Cheat Sheet for Linear Algebra
Notation
TERM | NOTATION |
vector | denoted by small letter v with arrow above |
scalar | any real number, e.g.
2, 1,⅓ or π |
matrix | A, represented by capital letter and equals a m × n matrix |
m × n | m rows times n columns |
basis vectors | represented by letters i, j and k with a ^ hat over |
mapping | T:Rm →Rn, Changing from m to n |
determinant | scalar, the area or volume of vectors |
cross product | length perpendicular to the plane of two vectors in three dimensions |
dot product | scalar, when one vector meets another vector |
Data Science Resources
If you’re just starting your career in Data Science or are still studying to become a Data Scientist, you need to brush up on essential terminology and Excel functions. This cheat sheet will give important shortcuts and commands and paste-able formulae that will save you time.
Excel cheat sheet
Function | Shortcut |
Add Current Date | ctrl+; |
Add Current Time | shift+ctrl+; |
Edit Cell Comment | shit+F2 |
Show Active Cell | ctrl+backspace |
Add Column | alt+lC |
Add Row | alt+lR |
Fill Down | ctrl+D |
Fill Right | ctrl+R |
Save Workbook | shift+alt+F2 |
Add Chart | Alt+F1 |
Move to Last | ctrl+END |
Excel cell reference cheat sheet
Formulas require a cell reference. Defining the cell reference will affect how the formula is implied and copied from one to another.
Relative Cell Reference | =A2+B2 |
Absolute Cell Reference | +$A$1 |
Excel date and time cheat sheet
Function | Syntax | Description |
DATE | DATE(year, month, day) | returns a date given the parameters of year, month, date. |
DATEDIF | DATEDIF(startdate,enddate,unit) | calculates the time between two given dates. |
DAY | DAY(serial no.) | returns the actual day of a date (integer between to 31) |
EDATE | EDATE(startdate, months) | adds a period of months onto a start date. |
EOMONTH | EOMONTH(start_date, months) | same as the EDATE, returns the last period in the month. |
NOW | NOW() | returns the serial no. showing the date at the real time |
TODAY | TODAY() | returns the serial no. showing the date |
YEAR | YEAR() | returns the serial no. showing the date into a year. |
Conclusion
In this article, the recommended cheat sheets are a narrowed-down list of the best. They will keep you covered in the projects and help you brush up on your skills.

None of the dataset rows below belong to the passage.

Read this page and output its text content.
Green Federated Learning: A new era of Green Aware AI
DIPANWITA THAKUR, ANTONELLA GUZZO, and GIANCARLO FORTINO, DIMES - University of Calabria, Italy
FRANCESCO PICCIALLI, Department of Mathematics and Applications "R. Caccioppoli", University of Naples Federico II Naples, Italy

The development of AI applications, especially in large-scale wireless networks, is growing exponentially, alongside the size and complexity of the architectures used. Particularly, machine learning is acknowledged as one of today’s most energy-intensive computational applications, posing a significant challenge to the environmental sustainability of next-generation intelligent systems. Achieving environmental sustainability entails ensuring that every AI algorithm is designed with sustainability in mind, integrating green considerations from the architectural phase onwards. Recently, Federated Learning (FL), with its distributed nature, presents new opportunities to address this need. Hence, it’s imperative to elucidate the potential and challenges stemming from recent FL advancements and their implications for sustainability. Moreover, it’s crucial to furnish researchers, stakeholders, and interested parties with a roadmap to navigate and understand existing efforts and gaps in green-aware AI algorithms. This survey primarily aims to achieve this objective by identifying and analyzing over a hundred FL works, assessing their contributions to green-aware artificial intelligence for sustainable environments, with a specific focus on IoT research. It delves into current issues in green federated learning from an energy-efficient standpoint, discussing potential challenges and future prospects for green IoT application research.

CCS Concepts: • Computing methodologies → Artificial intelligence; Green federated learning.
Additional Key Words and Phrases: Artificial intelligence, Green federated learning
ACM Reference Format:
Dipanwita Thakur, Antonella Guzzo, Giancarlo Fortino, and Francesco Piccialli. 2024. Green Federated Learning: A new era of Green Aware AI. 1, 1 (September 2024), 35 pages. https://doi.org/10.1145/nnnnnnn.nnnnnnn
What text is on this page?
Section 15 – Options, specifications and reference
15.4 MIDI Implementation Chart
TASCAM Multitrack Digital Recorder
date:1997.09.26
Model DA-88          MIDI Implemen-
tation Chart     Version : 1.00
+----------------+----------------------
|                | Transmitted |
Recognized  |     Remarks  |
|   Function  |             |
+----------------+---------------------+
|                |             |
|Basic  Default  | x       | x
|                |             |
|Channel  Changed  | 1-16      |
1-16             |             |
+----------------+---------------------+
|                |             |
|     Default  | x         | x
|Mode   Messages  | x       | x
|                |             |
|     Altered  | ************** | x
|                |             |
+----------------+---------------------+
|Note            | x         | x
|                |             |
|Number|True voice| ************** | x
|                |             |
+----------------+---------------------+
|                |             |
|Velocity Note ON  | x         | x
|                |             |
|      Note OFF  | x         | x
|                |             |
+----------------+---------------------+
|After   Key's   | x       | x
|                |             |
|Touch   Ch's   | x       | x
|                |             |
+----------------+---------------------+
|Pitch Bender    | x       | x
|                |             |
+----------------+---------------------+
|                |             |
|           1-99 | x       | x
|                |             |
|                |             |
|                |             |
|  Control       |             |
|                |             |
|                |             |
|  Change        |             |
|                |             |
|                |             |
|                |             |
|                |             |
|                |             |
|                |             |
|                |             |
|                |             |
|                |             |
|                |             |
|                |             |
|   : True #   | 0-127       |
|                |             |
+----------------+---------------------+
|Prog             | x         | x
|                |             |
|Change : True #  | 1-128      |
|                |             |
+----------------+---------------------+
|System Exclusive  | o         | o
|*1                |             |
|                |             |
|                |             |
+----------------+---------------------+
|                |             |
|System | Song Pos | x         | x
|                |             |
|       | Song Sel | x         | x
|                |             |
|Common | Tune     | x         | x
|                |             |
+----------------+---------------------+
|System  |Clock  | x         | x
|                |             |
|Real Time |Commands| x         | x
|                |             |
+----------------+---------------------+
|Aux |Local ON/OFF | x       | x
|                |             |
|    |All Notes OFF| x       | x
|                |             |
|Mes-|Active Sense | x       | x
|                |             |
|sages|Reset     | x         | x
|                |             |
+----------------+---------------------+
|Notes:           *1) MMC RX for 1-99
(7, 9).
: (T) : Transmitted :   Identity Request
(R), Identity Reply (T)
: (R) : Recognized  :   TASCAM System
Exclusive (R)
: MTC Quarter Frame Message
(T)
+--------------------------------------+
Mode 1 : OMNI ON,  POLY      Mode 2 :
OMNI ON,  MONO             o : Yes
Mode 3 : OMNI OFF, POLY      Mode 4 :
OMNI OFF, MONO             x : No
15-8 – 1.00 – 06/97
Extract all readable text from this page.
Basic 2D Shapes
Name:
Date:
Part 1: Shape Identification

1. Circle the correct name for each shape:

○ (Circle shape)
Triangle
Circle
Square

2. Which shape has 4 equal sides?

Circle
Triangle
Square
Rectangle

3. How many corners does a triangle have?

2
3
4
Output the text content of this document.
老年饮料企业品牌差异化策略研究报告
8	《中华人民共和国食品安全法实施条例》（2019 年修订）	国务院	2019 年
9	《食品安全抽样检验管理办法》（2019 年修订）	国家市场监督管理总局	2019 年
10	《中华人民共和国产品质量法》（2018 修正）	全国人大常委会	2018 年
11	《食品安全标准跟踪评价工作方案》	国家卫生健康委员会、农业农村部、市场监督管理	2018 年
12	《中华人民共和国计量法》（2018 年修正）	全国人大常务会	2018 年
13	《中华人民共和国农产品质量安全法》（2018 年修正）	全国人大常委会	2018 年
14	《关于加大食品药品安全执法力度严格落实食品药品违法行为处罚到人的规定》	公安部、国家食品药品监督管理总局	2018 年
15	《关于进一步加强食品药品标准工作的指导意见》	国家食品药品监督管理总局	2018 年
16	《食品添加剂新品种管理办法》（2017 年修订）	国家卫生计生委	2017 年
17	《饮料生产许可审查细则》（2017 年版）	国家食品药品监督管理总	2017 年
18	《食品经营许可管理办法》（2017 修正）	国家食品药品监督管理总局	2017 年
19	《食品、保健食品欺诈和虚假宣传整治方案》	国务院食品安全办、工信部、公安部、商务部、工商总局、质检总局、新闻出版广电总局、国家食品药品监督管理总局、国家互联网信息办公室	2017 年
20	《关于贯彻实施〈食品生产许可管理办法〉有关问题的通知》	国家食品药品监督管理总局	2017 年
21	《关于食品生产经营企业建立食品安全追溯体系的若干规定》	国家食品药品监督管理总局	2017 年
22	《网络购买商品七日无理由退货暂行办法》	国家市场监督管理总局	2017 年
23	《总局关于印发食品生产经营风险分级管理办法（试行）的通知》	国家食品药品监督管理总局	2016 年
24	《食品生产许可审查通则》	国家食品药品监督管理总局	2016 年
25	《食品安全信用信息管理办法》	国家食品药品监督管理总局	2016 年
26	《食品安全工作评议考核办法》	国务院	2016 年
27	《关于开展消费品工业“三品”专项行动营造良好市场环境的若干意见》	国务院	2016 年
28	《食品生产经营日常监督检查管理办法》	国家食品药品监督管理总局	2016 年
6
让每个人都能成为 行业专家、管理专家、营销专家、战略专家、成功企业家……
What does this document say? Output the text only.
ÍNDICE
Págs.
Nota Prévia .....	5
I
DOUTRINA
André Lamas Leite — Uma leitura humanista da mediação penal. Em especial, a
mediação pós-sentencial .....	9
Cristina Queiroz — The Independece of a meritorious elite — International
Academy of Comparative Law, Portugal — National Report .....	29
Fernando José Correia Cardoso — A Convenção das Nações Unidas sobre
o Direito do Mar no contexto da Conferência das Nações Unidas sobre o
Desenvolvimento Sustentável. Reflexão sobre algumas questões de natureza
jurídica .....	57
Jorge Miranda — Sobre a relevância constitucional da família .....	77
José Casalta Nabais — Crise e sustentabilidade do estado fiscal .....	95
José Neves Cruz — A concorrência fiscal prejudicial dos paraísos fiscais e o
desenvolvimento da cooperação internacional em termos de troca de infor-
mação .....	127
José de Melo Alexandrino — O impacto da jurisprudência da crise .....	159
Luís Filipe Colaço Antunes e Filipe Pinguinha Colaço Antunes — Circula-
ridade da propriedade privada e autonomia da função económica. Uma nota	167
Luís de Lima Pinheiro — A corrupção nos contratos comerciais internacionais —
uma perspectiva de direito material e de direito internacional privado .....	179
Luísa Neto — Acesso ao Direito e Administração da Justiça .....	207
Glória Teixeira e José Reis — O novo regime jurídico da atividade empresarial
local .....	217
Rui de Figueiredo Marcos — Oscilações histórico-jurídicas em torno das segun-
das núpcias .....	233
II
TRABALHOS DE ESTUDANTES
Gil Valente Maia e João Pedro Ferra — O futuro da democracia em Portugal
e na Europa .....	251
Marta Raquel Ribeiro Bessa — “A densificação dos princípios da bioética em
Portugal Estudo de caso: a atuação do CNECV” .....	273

It’s critical to stay up with innovations in this fast-changing digital industry, no matter where you are on your Data Science journey. Every aspect of your profession is prone to change and progress with time. Data analysis programming languages, tools, and procedures are upgrading and becoming more robust. It is one of the best things that makes this profession so appealing.
Learning is a never-ending process. So, continue learning and advance professionally. Enroll in the latest online programs and webinars on big data, deep learning, Machine Learning, or Artificial intelligence if you want to dive further into a specific field of Data Science.